The Jan. 6 attack on Congress takes its place next to the other terrible national traumas of the past 60 years — the JFK assassination, the race riots of 1967-68, the Challenger space shuttle crash and 9/11. Like those other shocks to our national consciousness, Jan. 6 demands a seminal, sweeping account of what happened and why, a summation that anchors how that day is remembered for generations to come.
The reports of the Warren Commission (the assassination of President John F. Kennedy), the Kerner Commission (Black uprisings in Detroit, Newark, New Jersey and other cities), the Rogers Commission (the Challenger failure), and the 9/11 Commission run by former New Jersey Gov. Tom Kean and former Indiana Rep. Lee Hamilton are essential reference points. Born of months of dogged research fortified by subpoena power and testimony under oath, these accounts transcend the books and lawsuits, congressional hearings and contemporaneous journalism of their time. They comprise the official memory of history we dare not forget.
Some say the political atmosphere now is too toxic, the level of disinformation too extreme to establish an inquiry into Jan. 6, whose conclusions will command the same respect as these four legendary presidential commissions.
This is nonsense. It should be remembered how "toxic" the atmosphere was when these other commissions did their work, and how susceptible the nation was then to easy answers and lies.
Congress authorized the 9/11 Commission just one month after the U.S. began its ill-fated war in Iraq. The Kerner Commission met at the height of the Vietnam War protests, when tens of thousands were angry and in the streets. Earl Warren, the ex-California governor and U.S. Supreme Court chief justice, led the JFK investigation when billboards proliferated across the county calling for his impeachment. His team put to rest a cottage industry of conspiracy theories, despite doubters to this day.

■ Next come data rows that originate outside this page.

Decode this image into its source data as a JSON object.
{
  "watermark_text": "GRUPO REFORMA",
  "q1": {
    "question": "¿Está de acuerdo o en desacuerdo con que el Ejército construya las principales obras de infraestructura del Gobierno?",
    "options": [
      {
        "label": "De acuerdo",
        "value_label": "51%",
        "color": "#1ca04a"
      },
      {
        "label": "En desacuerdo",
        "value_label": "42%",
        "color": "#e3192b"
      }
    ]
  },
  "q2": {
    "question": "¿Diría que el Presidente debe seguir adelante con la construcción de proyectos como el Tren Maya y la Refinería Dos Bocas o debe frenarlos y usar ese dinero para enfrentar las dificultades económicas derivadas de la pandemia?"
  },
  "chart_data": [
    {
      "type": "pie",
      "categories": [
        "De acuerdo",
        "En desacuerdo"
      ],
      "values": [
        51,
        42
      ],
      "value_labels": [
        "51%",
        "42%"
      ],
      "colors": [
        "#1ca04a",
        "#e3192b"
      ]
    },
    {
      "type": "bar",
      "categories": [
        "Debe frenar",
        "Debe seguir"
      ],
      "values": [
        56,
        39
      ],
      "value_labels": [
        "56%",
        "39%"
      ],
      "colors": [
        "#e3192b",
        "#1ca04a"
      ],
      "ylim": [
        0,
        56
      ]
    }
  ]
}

In each case, it was the sterling quality of the impartial commissioners that made their conclusions trustworthy. They considered their service to be a profound act of patriotism.

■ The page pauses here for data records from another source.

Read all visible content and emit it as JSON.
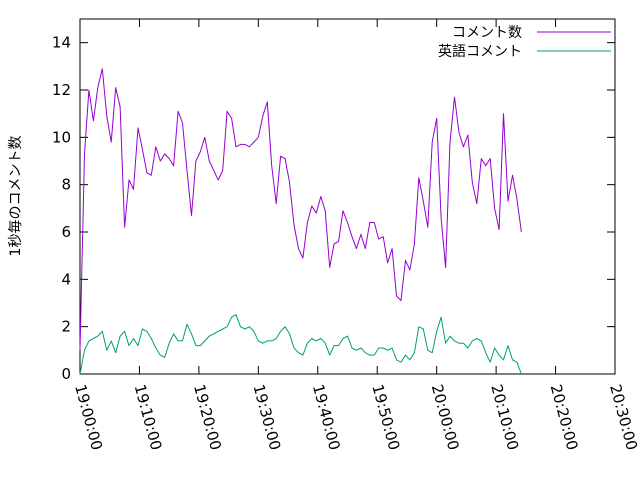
{
  "chart_data": {
    "type": "line",
    "title": "",
    "xlabel": "",
    "ylabel": "1秒毎のコメント数",
    "x_ticks": [
      "19:00:00",
      "19:10:00",
      "19:20:00",
      "19:30:00",
      "19:40:00",
      "19:50:00",
      "20:00:00",
      "20:10:00",
      "20:20:00",
      "20:30:00"
    ],
    "x_range": [
      "19:00:00",
      "20:30:00"
    ],
    "x_interval_seconds": 45,
    "ylim": [
      0,
      15
    ],
    "y_ticks": [
      0,
      2,
      4,
      6,
      8,
      10,
      12,
      14
    ],
    "grid": false,
    "legend_position": "top-right",
    "series": [
      {
        "name": "コメント数",
        "color": "#9400d3",
        "values": [
          1.0,
          9.3,
          12.0,
          10.7,
          12.1,
          12.9,
          10.9,
          9.8,
          12.1,
          11.3,
          6.2,
          8.2,
          7.8,
          10.4,
          9.5,
          8.5,
          8.4,
          9.6,
          9.0,
          9.3,
          9.1,
          8.8,
          11.1,
          10.6,
          8.6,
          6.7,
          9.0,
          9.4,
          10.0,
          9.0,
          8.6,
          8.2,
          8.6,
          11.1,
          10.8,
          9.6,
          9.7,
          9.7,
          9.6,
          9.8,
          10.0,
          10.9,
          11.5,
          8.8,
          7.2,
          9.2,
          9.1,
          8.1,
          6.3,
          5.3,
          4.9,
          6.4,
          7.1,
          6.8,
          7.5,
          6.9,
          4.5,
          5.5,
          5.6,
          6.9,
          6.4,
          5.8,
          5.3,
          5.9,
          5.3,
          6.4,
          6.4,
          5.7,
          5.8,
          4.7,
          5.3,
          3.3,
          3.1,
          4.8,
          4.4,
          5.5,
          8.3,
          7.3,
          6.2,
          9.8,
          10.8,
          6.6,
          4.5,
          9.8,
          11.7,
          10.2,
          9.6,
          10.1,
          8.1,
          7.2,
          9.1,
          8.8,
          9.1,
          7.0,
          6.1,
          11.0,
          7.3,
          8.4,
          7.4,
          6.0
        ],
        "label_bind": "chart_data.series.0.name"
      },
      {
        "name": "英語コメント",
        "color": "#009e73",
        "values": [
          0.0,
          1.0,
          1.4,
          1.5,
          1.6,
          1.8,
          1.0,
          1.4,
          0.9,
          1.6,
          1.8,
          1.2,
          1.5,
          1.2,
          1.9,
          1.8,
          1.5,
          1.1,
          0.8,
          0.7,
          1.3,
          1.7,
          1.4,
          1.4,
          2.1,
          1.7,
          1.2,
          1.2,
          1.4,
          1.6,
          1.7,
          1.8,
          1.9,
          2.0,
          2.4,
          2.5,
          2.0,
          1.9,
          2.0,
          1.8,
          1.4,
          1.3,
          1.4,
          1.4,
          1.5,
          1.8,
          2.0,
          1.7,
          1.1,
          0.9,
          0.8,
          1.3,
          1.5,
          1.4,
          1.5,
          1.3,
          0.8,
          1.2,
          1.2,
          1.5,
          1.6,
          1.1,
          1.0,
          1.1,
          0.9,
          0.8,
          0.8,
          1.1,
          1.1,
          1.0,
          1.1,
          0.6,
          0.5,
          0.8,
          0.6,
          0.9,
          2.0,
          1.9,
          1.0,
          0.9,
          1.8,
          2.4,
          1.3,
          1.6,
          1.4,
          1.3,
          1.3,
          1.1,
          1.4,
          1.5,
          1.4,
          0.9,
          0.5,
          1.1,
          0.8,
          0.6,
          1.2,
          0.6,
          0.5,
          0.0
        ],
        "label_bind": "chart_data.series.1.name"
      }
    ]
  }
}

In the JFK investigation, in addition to Warren, there were two sitting senators and two congressmen of opposing parties (one was Gerald Ford), along with then-CIA Director Allen Dulles. Illinois Gov. Otto Kerner had among his 11 commissioners the mayor of New York, the executive director of the NAACP and a captain of industry, the founder of Litton Industries. One of the Challenger commissioners, Nobel Prize-winning physicist Richard Feynman, explained what brought down the shuttle by dunking defective O-ring material in a glass of ice water in a televised hearing. The 9/11 Commission included a former Watergate prosecutor, Richard Ben-Veniste, and the longest-serving governor of Illinois, Republican "Big Jim" Thompson, each with a decided independent streak.

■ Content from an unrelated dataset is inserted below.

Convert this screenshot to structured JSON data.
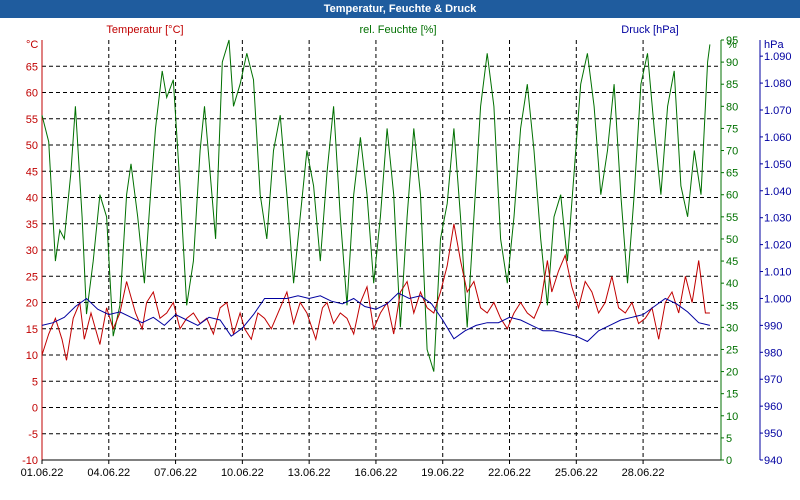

To compose a Jan. 6 Commission of similar gravitas, a few initial steps would be necessary. The first is to remove House Speaker Nancy Pelosi as the guiding force behind the effort. Pelosi's proposed lineup of seven sitting Democratic members of Congress pitted against four Republicans is exactly the wrong way to go. The commission cannot appear to be a Trump impeachment by another name.